ARC-AGI-2 POSTMORTEM

RAW TRANSFORMER BASELINE · THE WALL · qwen2.5 (14b + 7b) · 2026-04-09
TOPOLOGICAL BLINDNESS — CONFIRMED
0%
AGI-2 EVAL (14b)
0%
AGI-2 TRAIN (7b)
8.9%
EVAL CELL MATCH
5%
TRAINING PEAK (14b)
017c7c7b
ONLY TASK SOLVED
BASELINE KILL FEED raw LLM · all runs
── AGI-1 RUNS ──────────────────────────────────────────────────────────────
qwen2.5:7b AGI-1 training ×20 correct=0/20 cell≈0% texture collapse
qwen2.5:7b AGI-1 ×8editions ×20 correct=0/20 cell=0% rotation → flatline
qwen2.5:14b AGI-1 v8 bench ×5×54 avg 28.7% AGI-1 MIRAGE
↳ smaller repetitive grids · transformer texture matching · NOT reasoning

── AGI-2 RUNS ──────────────────────────────────────────────────────────────
qwen2.5:7b AGI-2 training ×20 correct=0/20 cell=21.6% WALL
qwen2.5:14b AGI-2 training ×20 correct=1/20 cell=32.8% 017c7c7b (tiling guess)
qwen2.5:14b AGI-2 EVAL ×10 correct=0/10 cell=8.9% ████ THE WALL ████

── RUN 4: OPTIC NERVE ACTIVE ────────────────────────────────────────────────
qwen2.5:14b AGI-2 training ×5 (objects) correct=0/5 cell=31.5% +22.6pp vs eval
↳ 009d5c81: 83.7% cell match · 3-object task · rule PERCEIVED · near-hit
↳ 007bbfb7: 51.9% cell match · 2-object task · transform 50% right
↳ 00d62c1b: 0.0% cell match · 15-object task · synthesis window exceeded
RUN 4 DELTA — OBJECT DECOMP vs EVAL BASELINE
8.9% → 31.5% · +22.6pp · 3.5×
Zero model changes. Zero fine-tuning. Only the representation changed.
Raw grid → object descriptors = 3.5× cell match improvement.
009d5c81 at 83.7% proves the model CAN reason about spatial rules —
it just couldn't see the objects through 900 raw integers.

AUTOPSY — WHY THE WALL IS PERMANENT

AGI-1 at 25-35% was a mirage. Small grids. Repetitive patterns.
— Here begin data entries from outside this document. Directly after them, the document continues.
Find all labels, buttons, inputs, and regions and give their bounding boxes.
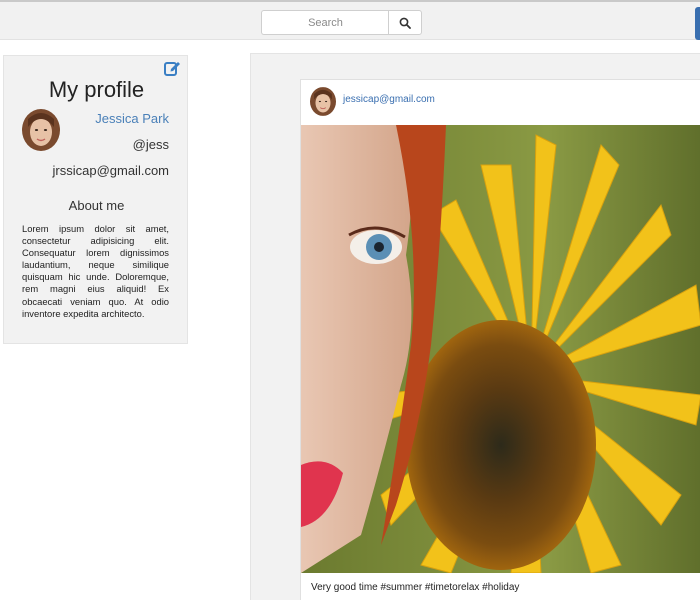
about-heading: About me <box>68 198 125 213</box>
profile-card: My profile Jessica Park @jess jrssicap@g… <box>3 55 188 344</box>
post-image[interactable] <box>301 125 700 573</box>
top-navbar <box>0 0 700 40</box>
profile-title: My profile <box>48 77 145 102</box>
navbar-edge-button[interactable] <box>695 7 700 40</box>
profile-name: Jessica Park <box>95 111 169 126</box>
profile-handle: @jess <box>132 137 169 152</box>
search-input[interactable] <box>261 10 389 35</box>
profile-email: jrssicap@gmail.com <box>52 163 170 178</box>
post-caption: Very good time #summer #timetorelax #hol… <box>311 582 520 593</box>
avatar <box>22 109 60 151</box>
post-avatar <box>310 87 336 116</box>
search-icon <box>399 17 411 29</box>
search-button[interactable] <box>388 10 422 35</box>
edit-icon[interactable] <box>163 59 181 77</box>
post-author-link[interactable]: jessicap@gmail.com <box>343 94 435 105</box>
about-text: Lorem ipsum dolor sit amet, consectetur … <box>22 223 169 319</box>
post-card: jessicap@gmail.com Very good time #summe… <box>300 79 700 600</box>
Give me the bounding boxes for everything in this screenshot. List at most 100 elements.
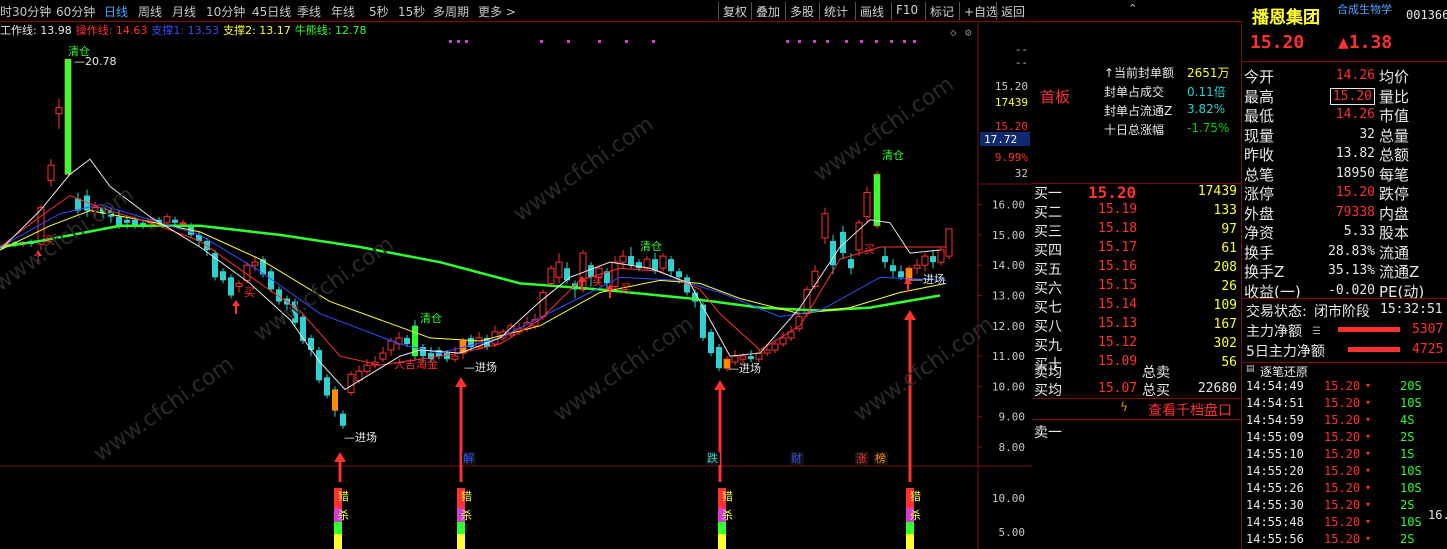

Colour fills with 2-3 objects max. The transformer learned to pattern-match the texture of ARC training grids — not the rules. Rotate any task by 90°: score drops to ~8%. That's the tell.

AGI-2 destroyed the mirage. 30×30 grids. Novel topologies per task. No two tasks share a surface pattern. The model receives 900 integers and no geometry. Its attention mechanism cannot localise object boundaries. It hallucinates pixel values with no spatial grounding. Cell match on eval: 8.9%. Not even close to the right shape.
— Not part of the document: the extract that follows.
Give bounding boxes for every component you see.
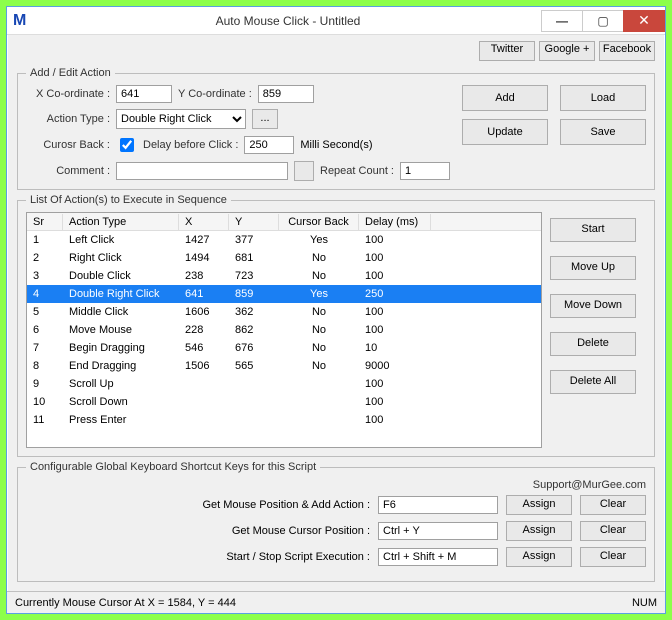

017c7c7b was a tiling guess. That task's output was a simple periodic repetition of the input pattern. The model got lucky on a texture it'd seen variants of. Remove it and the training score is 0/19.

Rick's Law holds: You cannot transform an object you cannot perceive. The LLM is not the retina. It was never supposed to be the retina. The Cathedral's formally verified Optic Nerve is the retina.

PHASE 3 — THE DSL HANDS

The Cathedral has eyes. Now it needs hands.

OVERSEER receives object descriptors. It synthesises a transform. But that transform must be formally verified — a Lean 4 DSL primitive, not a hallucinated pixel grid.

Two verbs to build:

-- VERB 1: safe rigid-body translation def translate_object (obj : ARC_Object) (dr dc : Int) : Option ARC_Object -- shift every pixel · fail if any OOB -- must PROVE is_connected preserved -- must PROVE is_maximal preserved -- VERB 2: trivial recolor def recolor_object (obj : ARC_Object) (c : Nat) : ARC_Object -- pixels unchanged · only color field -- is_monochrome: trivially ∀ p, c = c -- is_connected: inherited unchanged -- is_maximal: grid-relative · needs choice

Run 5 hypothesis: 009d5c81 goes 83.7% → 100% when OVERSEER outputs translate_object obj 0 2 and Lean verifies bounds before applying.

RICK'S LAW — PERMANENT FLEET STANDARD
"Weak Signal = Zero Capture. You cannot P_c your way past weak S."
The LLM has strong P_c (synthesis capability) and catastrophically weak S (spatial signal).
The Optic Nerve is the S booster. Object descriptors are strong signal.
Run 4 proved it: same model, same hardware, 3.5× better signal → 3.5× better cell match.